# Looking for the Forrest Gump Suite orchestral score with the choral section



## Studio E (May 25, 2022)

I learned the intro part on piano over a year ago. I'm still fascinated with this score in general. I know it may seem easy for some of you to pick this stuff out by ear, but I'd really like to have the whole thing as a reference, especially the choral part starting at 4:54. I can hear it all at first, but once the bass gets moving a bit, I get lost. I see a few versions online, but they are for "concert band", as well as some for "orchestra", but I see no mention of the choir or vocal parts. Perhaps they are just arranged for different instruments, but I can't tell from the small preview. If anyone can point me to the best version, I'd really appreciate it. Thanks!


----------



## Gil (May 26, 2022)

Hello,
I don't have the score with choir but perhaps live versions in Hollywood in Vienna 2011 and 2019 can help you transcribing the choir more than the original recording?
Regards,
Gil.


----------



## Karma (May 26, 2022)

I always really wanted this myself too, unfortunately I don't think there's much out there!


----------



## chrissiddall (May 26, 2022)

I might be able to help out here.
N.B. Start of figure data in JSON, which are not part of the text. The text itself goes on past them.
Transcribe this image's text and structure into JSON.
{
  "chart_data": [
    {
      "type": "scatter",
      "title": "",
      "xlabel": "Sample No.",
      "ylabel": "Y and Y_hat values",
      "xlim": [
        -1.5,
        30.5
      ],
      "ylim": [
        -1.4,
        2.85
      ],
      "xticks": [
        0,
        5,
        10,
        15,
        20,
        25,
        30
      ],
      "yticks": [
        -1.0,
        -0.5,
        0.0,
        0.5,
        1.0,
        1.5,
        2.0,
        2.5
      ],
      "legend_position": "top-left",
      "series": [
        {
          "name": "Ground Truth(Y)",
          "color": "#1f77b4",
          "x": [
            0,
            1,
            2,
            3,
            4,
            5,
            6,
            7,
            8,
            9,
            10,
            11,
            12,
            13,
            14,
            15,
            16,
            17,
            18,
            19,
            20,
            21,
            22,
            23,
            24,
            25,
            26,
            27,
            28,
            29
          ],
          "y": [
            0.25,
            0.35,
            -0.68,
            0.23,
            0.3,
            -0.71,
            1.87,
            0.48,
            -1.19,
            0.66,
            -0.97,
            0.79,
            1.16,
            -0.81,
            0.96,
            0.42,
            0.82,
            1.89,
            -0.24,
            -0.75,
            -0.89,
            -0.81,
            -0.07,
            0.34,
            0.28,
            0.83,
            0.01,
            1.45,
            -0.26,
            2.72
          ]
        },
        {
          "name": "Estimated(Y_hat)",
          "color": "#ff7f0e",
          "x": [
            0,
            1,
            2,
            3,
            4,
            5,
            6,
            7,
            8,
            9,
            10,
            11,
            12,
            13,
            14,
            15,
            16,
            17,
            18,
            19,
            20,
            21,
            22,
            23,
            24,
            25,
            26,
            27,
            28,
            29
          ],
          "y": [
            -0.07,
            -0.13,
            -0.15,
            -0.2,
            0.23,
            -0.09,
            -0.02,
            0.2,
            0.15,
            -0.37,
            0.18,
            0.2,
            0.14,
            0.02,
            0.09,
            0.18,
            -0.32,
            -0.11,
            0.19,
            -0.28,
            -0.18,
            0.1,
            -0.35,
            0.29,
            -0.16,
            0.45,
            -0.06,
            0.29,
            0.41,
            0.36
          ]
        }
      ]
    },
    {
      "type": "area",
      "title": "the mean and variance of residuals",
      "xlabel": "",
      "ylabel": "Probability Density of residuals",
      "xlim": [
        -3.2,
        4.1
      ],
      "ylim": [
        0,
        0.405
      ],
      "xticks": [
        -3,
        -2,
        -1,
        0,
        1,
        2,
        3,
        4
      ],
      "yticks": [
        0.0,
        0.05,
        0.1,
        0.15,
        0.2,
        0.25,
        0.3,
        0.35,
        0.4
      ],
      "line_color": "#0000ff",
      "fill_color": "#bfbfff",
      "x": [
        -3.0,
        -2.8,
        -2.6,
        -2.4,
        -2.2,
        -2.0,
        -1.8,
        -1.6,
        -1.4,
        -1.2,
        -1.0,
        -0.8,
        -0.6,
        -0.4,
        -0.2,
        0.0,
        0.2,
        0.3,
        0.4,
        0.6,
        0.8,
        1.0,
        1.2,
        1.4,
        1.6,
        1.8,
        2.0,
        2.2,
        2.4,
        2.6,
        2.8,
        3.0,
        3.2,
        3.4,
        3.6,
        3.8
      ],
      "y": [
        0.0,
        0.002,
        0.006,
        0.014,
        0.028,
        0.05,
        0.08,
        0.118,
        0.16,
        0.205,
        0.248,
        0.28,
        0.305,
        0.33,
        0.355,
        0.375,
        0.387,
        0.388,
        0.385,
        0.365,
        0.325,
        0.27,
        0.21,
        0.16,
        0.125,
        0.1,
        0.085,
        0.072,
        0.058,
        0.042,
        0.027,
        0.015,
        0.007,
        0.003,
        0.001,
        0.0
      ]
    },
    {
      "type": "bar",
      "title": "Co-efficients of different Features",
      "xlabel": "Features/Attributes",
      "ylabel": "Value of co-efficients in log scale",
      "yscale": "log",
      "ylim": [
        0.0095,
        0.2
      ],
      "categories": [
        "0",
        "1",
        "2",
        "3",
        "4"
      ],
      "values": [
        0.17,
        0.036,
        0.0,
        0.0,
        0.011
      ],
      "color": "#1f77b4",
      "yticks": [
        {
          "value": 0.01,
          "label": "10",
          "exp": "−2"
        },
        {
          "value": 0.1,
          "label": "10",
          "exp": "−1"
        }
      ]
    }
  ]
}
Will check my PC when I get home.


----------



## chrissiddall (May 27, 2022)

Unfortunately the handful of manuscript cues which I have from FG don't include that cue. This particular YouTube video has terrible audio quality, you should seek out the track from the score OST that relates to this section of the suite that's been cut together in this video as you'll undoubtedly find it's much better, and might help your transcription effort.


----------



## chrissiddall (May 28, 2022)

Good news @Studio E 

@Gil reminded me that this also appears in the End Credits, which I do have. Here's the choir part:


----------



## Studio E (May 28, 2022)

chrissiddall said:


> Good news @Studio E
> 
> @Gil reminded me that this also appears in the End Credits, which I do have. Here's the choir part:


Hey, not that I'm not super thankful, but we really shouldn't be posting copyrighted music, unless this is in the public domain somehow, which I seriously doubt. At least now, aside from obviously having a great outline for it, I see who the publisher is, thank you so much!


----------



## chrissiddall (May 28, 2022)

Studio E said:


> Hey, not that I'm not super thankful, but we really shouldn't be posting copyrighted music, unless this is in the public domain somehow, which I seriously doubt. At least now, aside from obviously having a great outline for it, I see who the publisher is, thank you so much!


It's not in the public domain, but I do have a publishing license for it. Since this is just a snippet, I think you're all good. You'll have to part with cash for the full score when I release it though!

(PS - the above sheet is not from any other published edition, it is one that I made for the purpose of posting here)


----------